Sob pressão, PT deve beneficiar José Sarney no Conselho de Ética nesta quarta-feira

SÃO PAULO - Integrantes do Conselho de Ética do Senado se reúnem na tarde desta quarta-feira para votar recursos apresentados contra o arquivamento das denúncias e representações sobre os senadores José Sarney (PMDB-AP) e Arthur Virgílio (PSDB-AM). Pressionado pelo Planalto, o PT deve beneficiar o presidente da Casa no impedimento das investigações.

Redação com agências |

O líder do PT no Senado, Aloizio Mercadante (SP), colocou nesta terça-feira o cargo à disposição da bancada , alegando pressão de aliados para substituir os integrantes petistas no Conselho de Ética.

O PT tem duas vagas ainda não preenchidas de suas três cadeiras no Conselho de Ética. A senadora Ideli Salvatti (PT-SC) e o senador Delcídio Amaral (PT-MS) são suplentes e não querem assumir como titulares, conforme deseja Mercadante. A posição do líder desagradou os senadores petistas.

Caso Ideli e Delcídio não assumam como titulares, outros dois senadores cotados para ocupar as vagas são Romero Jucá (PMDB-RR), atual líder do governo no Senado, e Roberto Cavalcanti (PRB-PB). Alternativa seria adotada caso a bancada concorde em repassar uma das vagas para outra legenda do bloco de apoio do governo, formado por PR, PSB, PC do B e PRB. Os dois senadores estariam dispostos a votar a favor de Sarney no Conselho de Ética.

O plenário do conselho pode impedir o arquivamento de denúncias e representações se metade dos senadores presentes votar contra Paulo Duque, presidente do Conselho de Ética e Decoro Parlamentar, e a favor da abertura de investigações.

Arquivamento

Na semana passada, Duque considerou ineptas seis denúncias e cinco representações contra Sarney, argumentando, entre outras coisas, que elas não apresentam documentos de comprovação e se sustentam apenas em matérias de jornais.

As ações foram apresentadas pelo senador Arthur Virgílio e pelo PSDB. Elas pedem investigação de Sarney por suposto envolvimento com os "atos administrativos secretos" descobertos no Senado, pretensos desvios de verba na Fundação Sarney e pela presença de uma empresa de um neto de Sarney na intermediação de créditos bancários oferecidos a servidores do Senado.

Duque também não aceitou uma denúncia do PMDB contra o senador Arthur Virgílio, acusado de ter autorizado um funcionário de seu gabinete a estudar no exterior recebendo salários do Senado, de tomar empréstimo com o ex-diretor geral do Senado Agaciel Maia e por ter aceitado que o Senado gastasse com a saúde de sua mãe valores superiores aos concedidos nestes casos.

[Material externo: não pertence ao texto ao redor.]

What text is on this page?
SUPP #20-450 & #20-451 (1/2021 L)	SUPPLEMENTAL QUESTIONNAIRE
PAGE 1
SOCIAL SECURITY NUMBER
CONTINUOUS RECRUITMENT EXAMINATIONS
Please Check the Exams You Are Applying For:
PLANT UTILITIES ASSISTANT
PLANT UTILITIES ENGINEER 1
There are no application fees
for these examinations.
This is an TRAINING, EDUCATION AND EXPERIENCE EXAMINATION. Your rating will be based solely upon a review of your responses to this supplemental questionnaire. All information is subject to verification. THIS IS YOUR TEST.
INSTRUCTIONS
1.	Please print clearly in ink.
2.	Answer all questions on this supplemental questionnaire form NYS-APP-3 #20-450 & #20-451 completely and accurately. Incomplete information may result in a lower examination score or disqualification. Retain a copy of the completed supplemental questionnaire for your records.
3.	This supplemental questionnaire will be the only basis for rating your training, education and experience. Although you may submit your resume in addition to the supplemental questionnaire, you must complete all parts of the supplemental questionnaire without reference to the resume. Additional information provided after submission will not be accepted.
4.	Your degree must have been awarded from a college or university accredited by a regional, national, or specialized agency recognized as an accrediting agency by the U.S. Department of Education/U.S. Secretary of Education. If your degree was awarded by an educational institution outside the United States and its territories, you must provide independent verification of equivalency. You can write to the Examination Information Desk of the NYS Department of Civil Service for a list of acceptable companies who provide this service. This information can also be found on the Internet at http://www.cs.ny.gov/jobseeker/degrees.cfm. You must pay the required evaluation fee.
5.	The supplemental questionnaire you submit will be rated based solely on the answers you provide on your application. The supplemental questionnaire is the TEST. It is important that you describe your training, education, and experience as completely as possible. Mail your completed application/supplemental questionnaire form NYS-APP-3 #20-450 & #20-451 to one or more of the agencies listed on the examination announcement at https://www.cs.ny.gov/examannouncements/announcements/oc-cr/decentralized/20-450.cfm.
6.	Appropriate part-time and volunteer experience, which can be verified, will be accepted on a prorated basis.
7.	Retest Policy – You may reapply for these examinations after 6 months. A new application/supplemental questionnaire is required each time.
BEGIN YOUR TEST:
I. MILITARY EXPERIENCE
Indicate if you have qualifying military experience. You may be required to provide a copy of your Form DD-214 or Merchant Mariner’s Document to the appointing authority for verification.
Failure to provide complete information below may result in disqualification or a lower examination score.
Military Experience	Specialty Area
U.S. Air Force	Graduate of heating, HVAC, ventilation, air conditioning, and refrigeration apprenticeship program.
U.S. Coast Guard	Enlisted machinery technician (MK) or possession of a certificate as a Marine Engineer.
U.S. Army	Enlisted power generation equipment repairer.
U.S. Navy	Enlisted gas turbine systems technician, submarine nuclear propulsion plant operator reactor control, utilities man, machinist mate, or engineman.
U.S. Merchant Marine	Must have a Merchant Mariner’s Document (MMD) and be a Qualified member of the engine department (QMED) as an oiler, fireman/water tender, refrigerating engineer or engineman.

Duque recusou a representação por entender que pedir dinheiro emprestado não é crime e a culpa do gasto elevado com a saúde é problema de quem o autorizou. No caso do funcionário que estudou no exterior, Paulo Duque opinou que a decisão de Arthur Virgílio de devolver antecipadamente ao Senado os gastos com o salário extingue a punibilidade do possível crime.